Bab 25 – Hotel Baru
"Udah?"
tanya Robi yang menunggu di depan toilet wanita.
Naila mengangguk
lalu menggandeng tangan suaminya dan berjalan menyusuri lobi hotel menuju
sebuah kamar milik Robi. Tapi begitu sampai Naila tertawa terbahak-bahak, kamar
bergaya klasik modern itu tidak jauh beda dari kamar yang ada di rumah. Hanya
saja warna kali ini di dominasi warna merah marun, hitam dan ornamen dari kayu.
"Kenapa?
Jelek?" tanya Robi.
"Bagus,
tapi kalo gini namanya mindah kamar aja. Bukan ganti suasana."
"Suasananya
beda, lagian ini keren. Seleraku sudah terlalu sempurna untuk di sempurnakan
lagi dan di ganti."
"Tapi..."
"Ssttt! Aku
tidak mau di kritik, " Robi langsung menggendong Nila ke tempat tidur.
Naila menjerit
pelan lalu berpegang pada bahu Robi. "Kamu ganteng Mas," puji Naila
sambil memandangi wajah suaminya.
"Haish!!! " desah Robi salah tingkah
lengkap dengan rona di pipinya secara alami. "Kamu pengen apa? Kenapa
tiba-tiba muji kayak gitu? Aku masih inget ya kamu pelit banget tadi di mobil!
" ucap Robi menutupi perasaannya lalu menidurkan Naila dan menggelitikinya.
Naila tertawa
karena geli lalu berusaha menahan tawanya agar Robi berhenti menggelitikinya.

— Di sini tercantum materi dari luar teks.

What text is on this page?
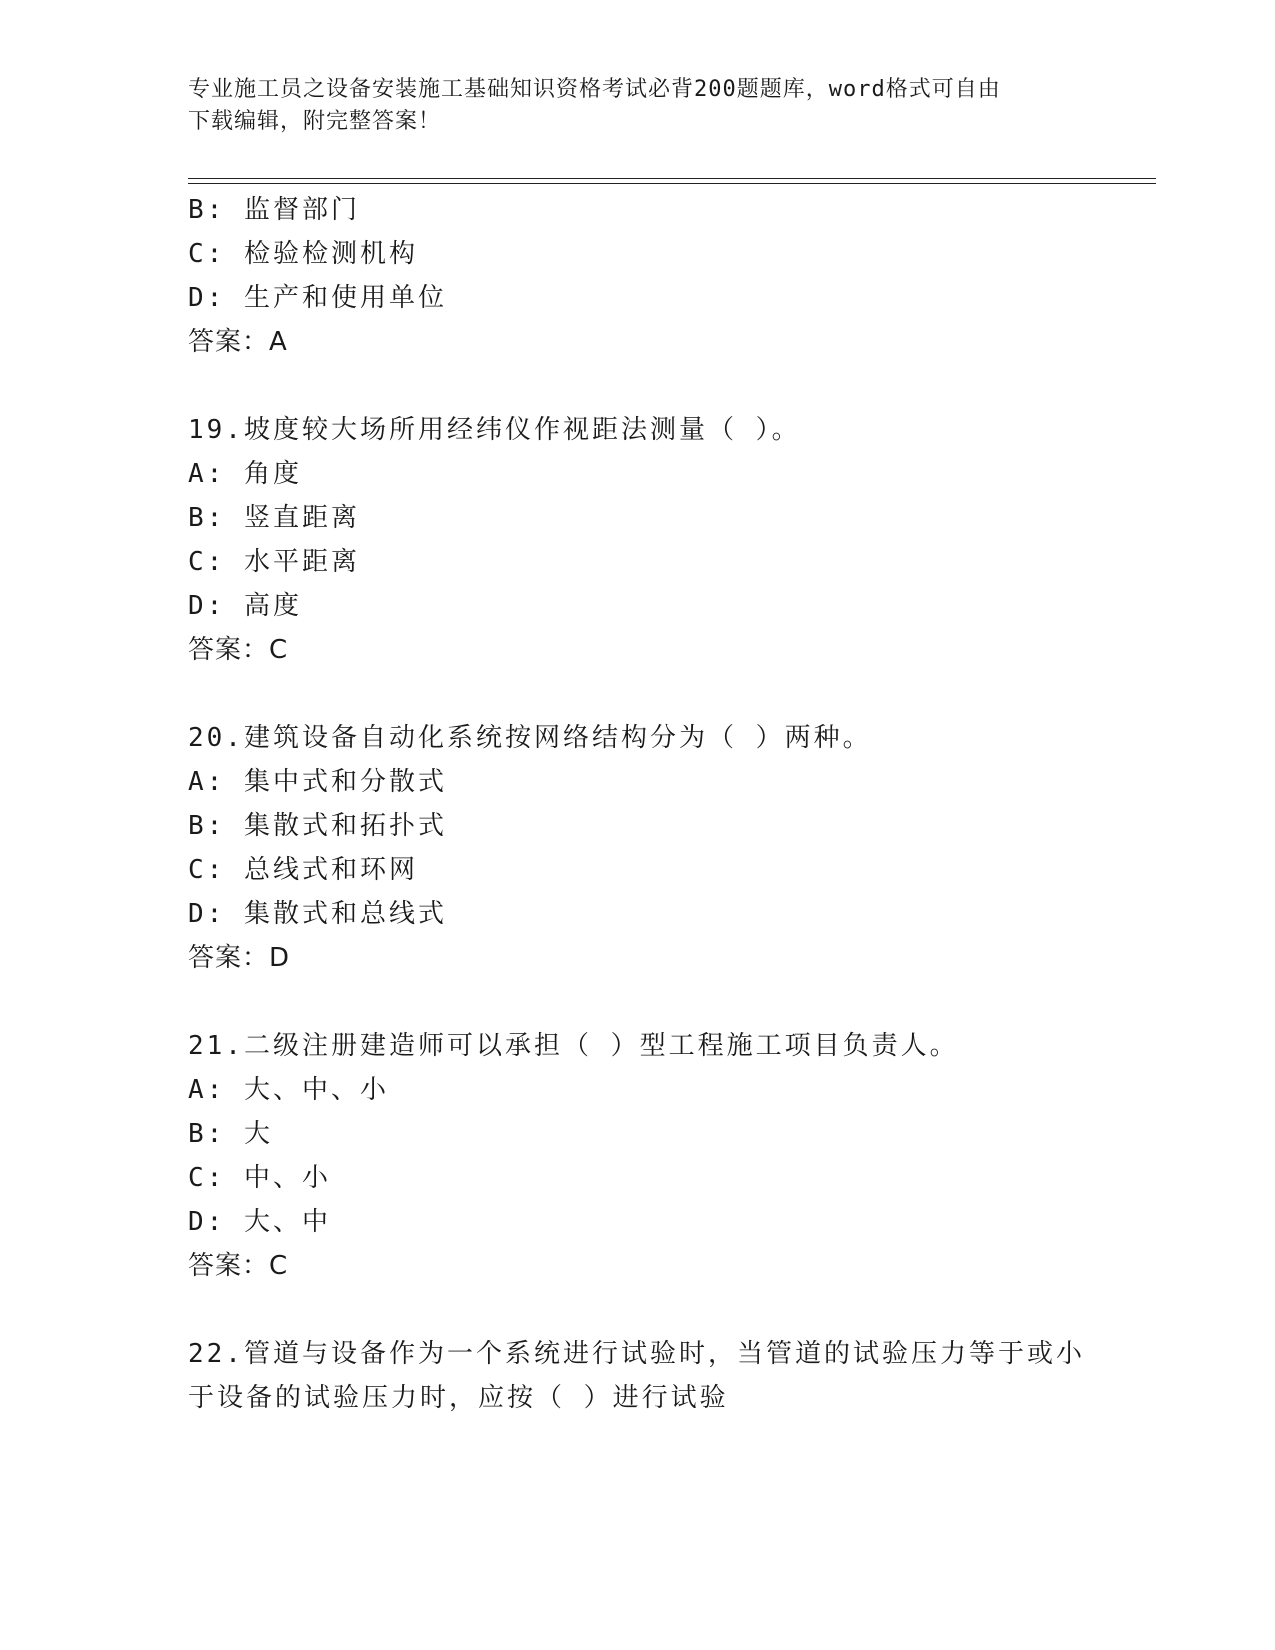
专业施工员之设备安装施工基础知识资格考试必背200题题库，word格式可自由
下载编辑，附完整答案！
B: 监督部门
C: 检验检测机构
D: 生产和使用单位
答案：A
19.坡度较大场所用经纬仪作视距法测量（ ）。
A: 角度
B: 竖直距离
C: 水平距离
D: 高度
答案：C
20.建筑设备自动化系统按网络结构分为（ ）两种。
A: 集中式和分散式
B: 集散式和拓扑式
C: 总线式和环网
D: 集散式和总线式
答案：D
21.二级注册建造师可以承担（ ）型工程施工项目负责人。
A: 大、中、小
B: 大
C: 中、小
D: 大、中
答案：C
22.管道与设备作为一个系统进行试验时，当管道的试验压力等于或小
于设备的试验压力时，应按（ ）进行试验
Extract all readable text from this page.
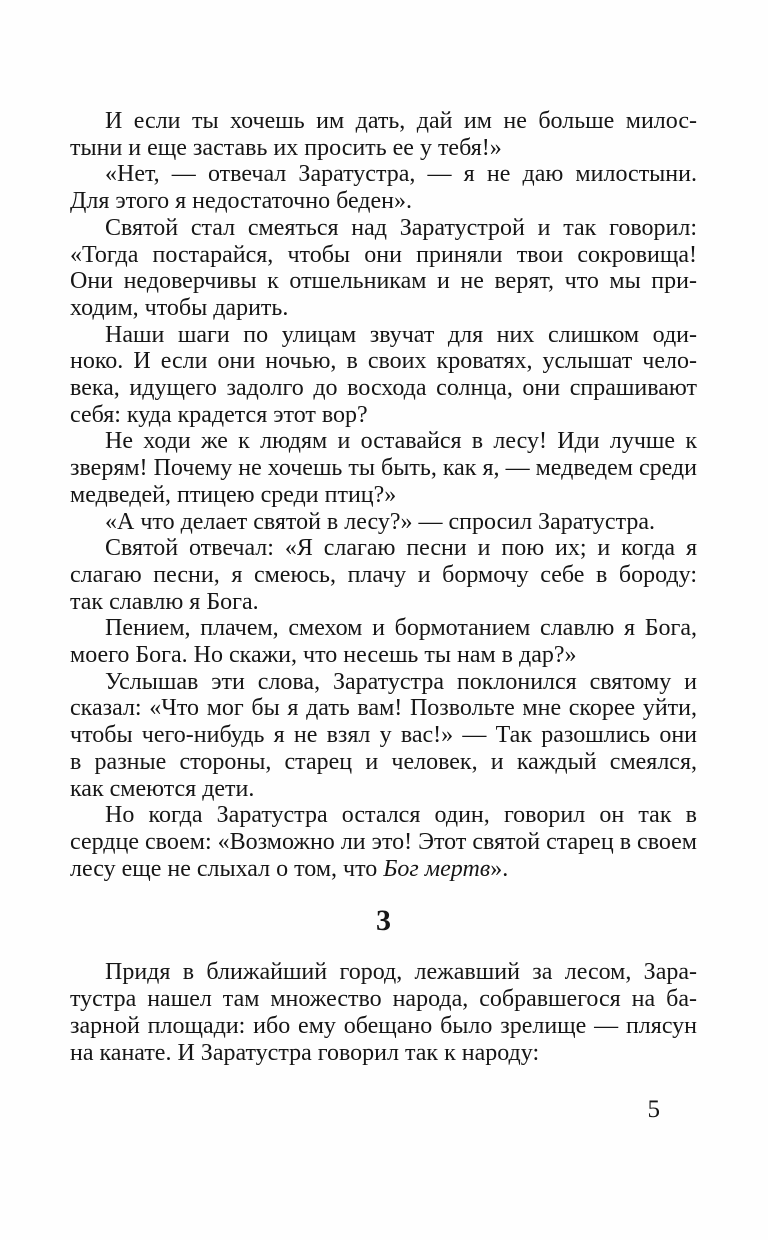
И если ты хочешь им дать, дай им не больше милос-
тыни и еще заставь их просить ее у тебя!»
«Нет, — отвечал Заратустра, — я не даю милостыни.
Для этого я недостаточно беден».
Святой стал смеяться над Заратустрой и так говорил:
«Тогда постарайся, чтобы они приняли твои сокровища!
Они недоверчивы к отшельникам и не верят, что мы при-
ходим, чтобы дарить.
Наши шаги по улицам звучат для них слишком оди-
ноко. И если они ночью, в своих кроватях, услышат чело-
века, идущего задолго до восхода солнца, они спрашивают
себя: куда крадется этот вор?
Не ходи же к людям и оставайся в лесу! Иди лучше к
зверям! Почему не хочешь ты быть, как я, — медведем среди
медведей, птицею среди птиц?»
«А что делает святой в лесу?» — спросил Заратустра.
Святой отвечал: «Я слагаю песни и пою их; и когда я
слагаю песни, я смеюсь, плачу и бормочу себе в бороду:
так славлю я Бога.
Пением, плачем, смехом и бормотанием славлю я Бога,
моего Бога. Но скажи, что несешь ты нам в дар?»
Услышав эти слова, Заратустра поклонился святому и
сказал: «Что мог бы я дать вам! Позвольте мне скорее уйти,
чтобы чего-нибудь я не взял у вас!» — Так разошлись они
в разные стороны, старец и человек, и каждый смеялся,
как смеются дети.
Но когда Заратустра остался один, говорил он так в
сердце своем: «Возможно ли это! Этот святой старец в своем
лесу еще не слыхал о том, что Бог мертв».
3
Придя в ближайший город, лежавший за лесом, Зара-
тустра нашел там множество народа, собравшегося на ба-
зарной площади: ибо ему обещано было зрелище — плясун
на канате. И Заратустра говорил так к народу:
5
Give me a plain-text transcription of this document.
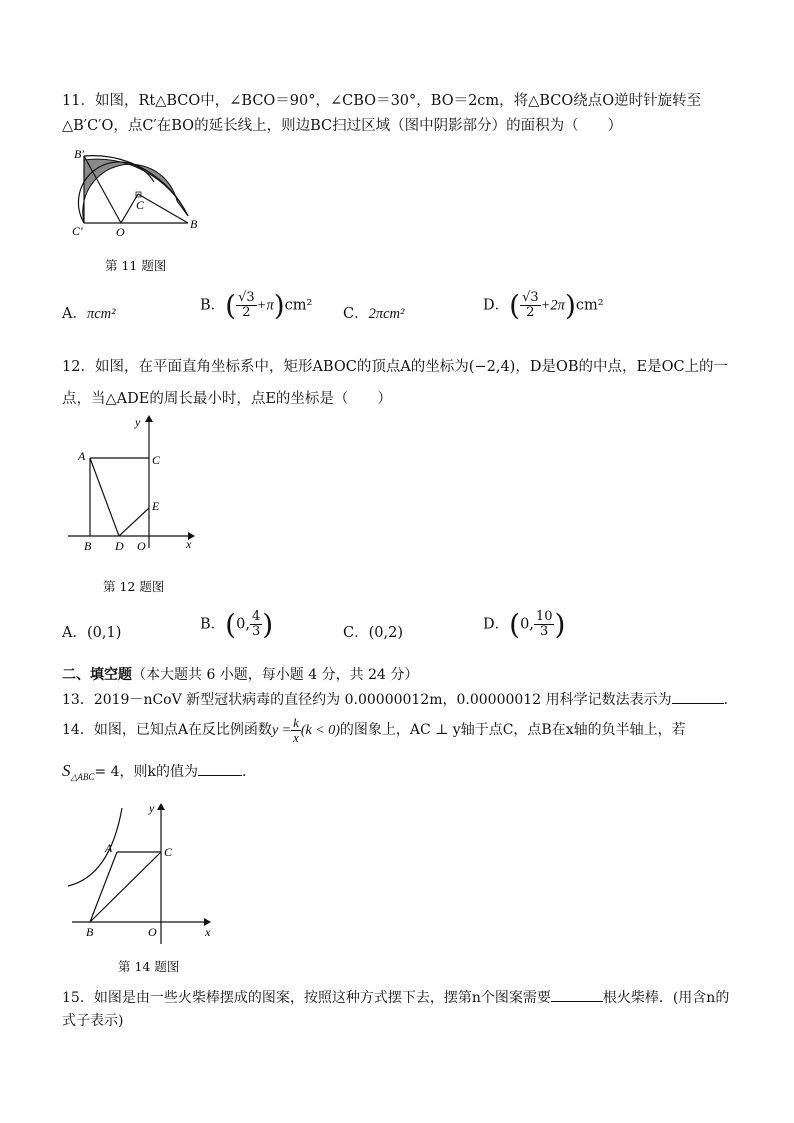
11．如图，Rt△BCO中，∠BCO＝90°，∠CBO＝30°，BO＝2cm，将△BCO绕点O逆时针旋转至
△B′C′O，点C′在BO的延长线上，则边BC扫过区域（图中阴影部分）的面积为（　　）
B′
C′	O
C
B
第 11 题图
A．πcm²
B．( $\frac{√3}{2} +\pi)cm^2$
C．2πcm²
D．( $\frac{√3}{2} +2\pi)cm^2$
12．如图，在平面直角坐标系中，矩形ABOC的顶点A的坐标为(−2,4)，D是OB的中点，E是OC上的一
点，当△ADE的周长最小时，点E的坐标是（　　）
y
x
A	C
E
B D O
第 12 题图
A．(0,1)
B．(0, $\frac{4}{3}$ )	C．(0,2)
D．(0, $\frac{10}{3}$ )
二、填空题（本大题共 6 小题，每小题 4 分，共 24 分）
13．2019－nCoV 新型冠状病毒的直径约为 0.00000012m，0.00000012 用科学记数法表示为	．
14．如图，已知点A在反比例函数$y = \frac{k}{x} (k < 0)$的图象上，AC ⊥ y轴于点C，点B在x轴的负半轴上，若
$S_{\triangle ABC}= 4$，则k的值为	．
y
x
A	C
B	O
第 14 题图
15．如图是由一些火柴棒摆成的图案，按照这种方式摆下去，摆第n个图案需要	根火柴棒．(用含n的
式子表示)
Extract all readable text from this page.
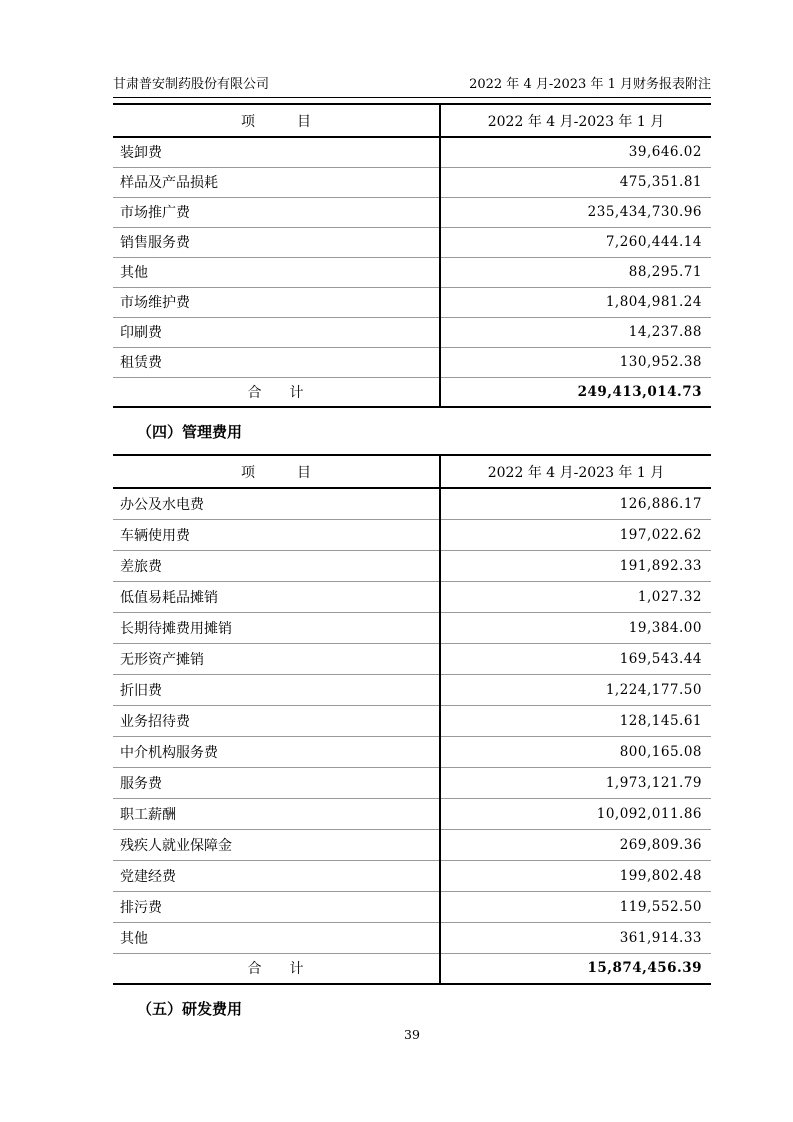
甘肃普安制药股份有限公司	2022 年 4 月-2023 年 1 月财务报表附注
项　　　目	2022 年 4 月-2023 年 1 月
装卸费	39,646.02
样品及产品损耗	475,351.81
市场推广费	235,434,730.96
销售服务费	7,260,444.14
其他	88,295.71
市场维护费	1,804,981.24
印刷费	14,237.88
租赁费	130,952.38
合　　计	249,413,014.73
（四）管理费用
项　　　目	2022 年 4 月-2023 年 1 月
办公及水电费	126,886.17
车辆使用费	197,022.62
差旅费	191,892.33
低值易耗品摊销	1,027.32
长期待摊费用摊销	19,384.00
无形资产摊销	169,543.44
折旧费	1,224,177.50
业务招待费	128,145.61
中介机构服务费	800,165.08
服务费	1,973,121.79
职工薪酬	10,092,011.86
残疾人就业保障金	269,809.36
党建经费	199,802.48
排污费	119,552.50
其他	361,914.33
合　　计	15,874,456.39
（五）研发费用
39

Tapi karena Naila menahannya dan Robi tak habis akal untuk menggelitiki
istrinya itu membuat Naila tak bisa menahan tawa. Tapi kali ini bukan karena
digelitiki tapi karena kentut menahan tawanya yang cukup terdengar. Robi juga
ikut tertawa terpingkal-pingkal mendengar suara kentut Naila yang menahan tawa.
"Maaf,
" ucap Naila di sela tawanya. "Mas sih! " sambungnya menyalahkan
Robi sambil mengelus perutnya yang sedikit lebih buncit.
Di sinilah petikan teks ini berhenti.